The talking started at 10 months and now at age 14 the talking continues. And so does the music. Music is everything.
Being active is everything to her as well.
She went to the National Championships in her sport this summer – something she did because she wanted to – not because her parents pressured her to be the best. She did it because she loved it. But she doesn’t love reading.
But she does read. She reads a lot. Just not novels in a corner with her nose in a book. She looks up things that she needs to know about. She reads music trade magazines. She does research as well or better than any graduate student.
Yes, there are so many books I’d love to share with her. That makes me sad, but I can’t tell you how everything else this child does makes up for it. Not to mention, yes, I’m a mom so I can brag, she makes straight A’s and has more friends than any child I know.
I also know her friends will eventually pass on books that she’ll read, and they’ll discuss them. It is what kids do… sometimes. We’ll see. Maybe.
She has happy and healthy relationships too. And she is fashionable. Nothing wrong with that. The kid is so well rounded that I describe her as “the kid I always wanted to be.”
And she is curious. You might as well start digging your hole if you stop being curious (my dad told me that.)
So the points of this are (and please any snarky comments will not be posted):
- Your child is not YOU, even if you’re an avid reader like I am.

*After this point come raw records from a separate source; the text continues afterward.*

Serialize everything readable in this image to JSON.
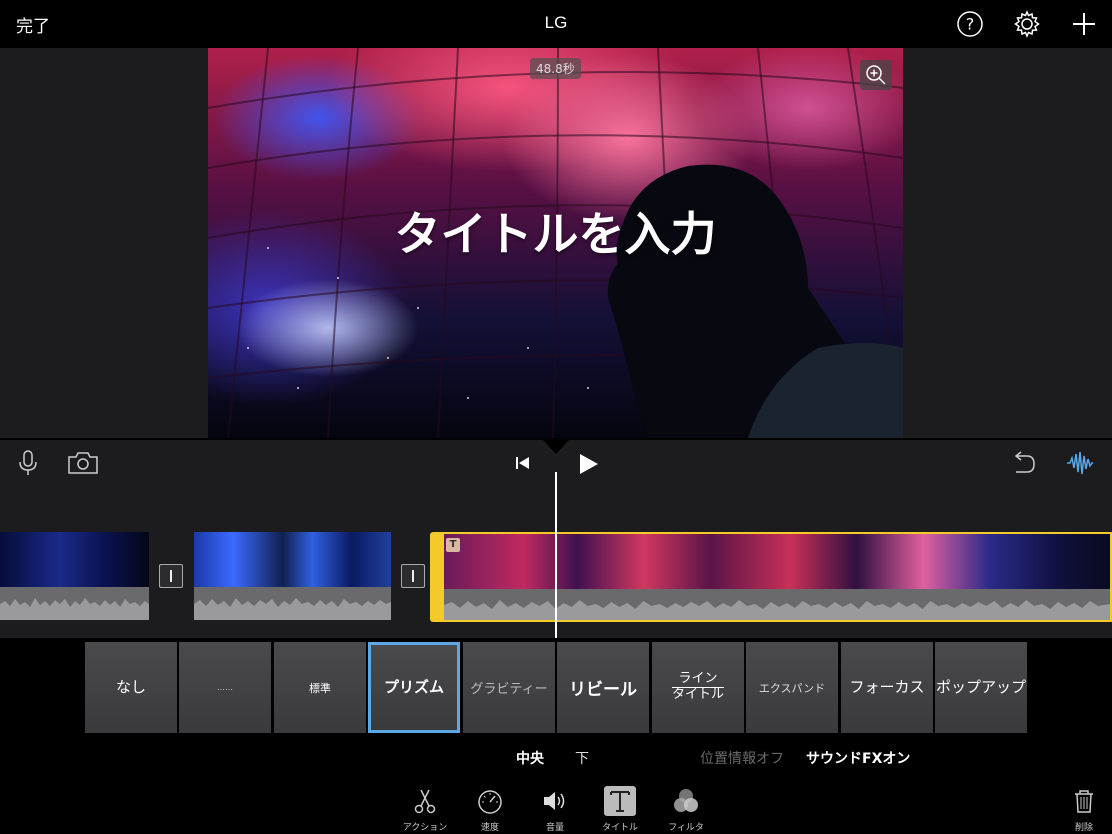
{
  "header": {
    "done_label": "完了",
    "project_title": "LG"
  },
  "viewer": {
    "duration": "48.8秒",
    "title_text": "タイトルを入力"
  },
  "title_styles": [
    {
      "label": "なし"
    },
    {
      "label": "……"
    },
    {
      "label": "標準"
    },
    {
      "label": "プリズム",
      "selected": true
    },
    {
      "label": "グラビティー"
    },
    {
      "label": "リビール"
    },
    {
      "label_line1": "ライン",
      "label_line2": "タイトル"
    },
    {
      "label": "エクスパンド"
    },
    {
      "label": "フォーカス"
    },
    {
      "label": "ポップアップ"
    }
  ],
  "options": {
    "center": "中央",
    "bottom": "下",
    "location": "位置情報オフ",
    "sound_fx": "サウンドFXオン"
  },
  "tools": [
    {
      "label": "アクション",
      "icon": "scissors-icon"
    },
    {
      "label": "速度",
      "icon": "speedometer-icon"
    },
    {
      "label": "音量",
      "icon": "speaker-icon"
    },
    {
      "label": "タイトル",
      "icon": "title-t-icon",
      "selected": true
    },
    {
      "label": "フィルタ",
      "icon": "filter-circles-icon"
    }
  ],
  "delete_label": "削除",
  "colors": {
    "accent_selection": "#5aa8e6",
    "clip_selected": "#f4c92a"
  }
}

- It is ok if your child is not exactly like you.
- Kids who don’t read books read a lot of other things. They read articles and stuff on the internet and during school they DO read books.
- My daughter has read a lot of books. Of course she read the Hunger Games and likes several other series, but it has to be just right. She won’t read just any book unless it is a school assignment. It is OK for your kid to be picky about what they read.
So my only child isn’t alone. She isn’t with a book. And her best friends are real people. Not in a book. Not on the Internet (and she is there a lot).
The funny thing is, or the most interesting thing, is that she is a brilliant writer. She writes like an adult, both fiction and poetry. Communication is her passion, not hiding out in a corner alone with a book.
As we get ready for High School to start in a few days I know she’ll have a lot of reading assigned, and she’ll do great. She’ll kick ass.
My kid doesn’t read, not the way I read, but then again, she isn’t me. And I’m proud of this amazing person, brilliant person who will one day grow up to change the world.
By the time she was ten she was researching colleges. She was looking up everything. She loves history and science and knowledge. So it’s ok if she isn’t reading novels right now. It is ok if she has interests that go beyond whatever series about talking badgers or whatever it is the kids were reading in 6th grade – she was looking up colleges. See what I’m saying?
Be proud of your child too. There is a lot more going on with kids these days than we can ever imagine. So if they aren’t buried in books or doing Algebra in 3rd grade that is OK. Let them be kids. Let them be smart in their own way. As long as they are curious and active and smiling and smart then let them be who they are. They might not like Harry Potter but they might like looking up news stories, or discussing history, or figuring out mysteries of the solar system and sun spots, or painting, or playing a sport or writing songs or following a different passion – a passion that makes them smart and happy and successful as a well rounded human.
I’m happy to be alone with a book and I’m lost without one. But sometimes it is nice to look up and live in the real world. That is something I’ve relearned from my child. Thanks honey. I love you.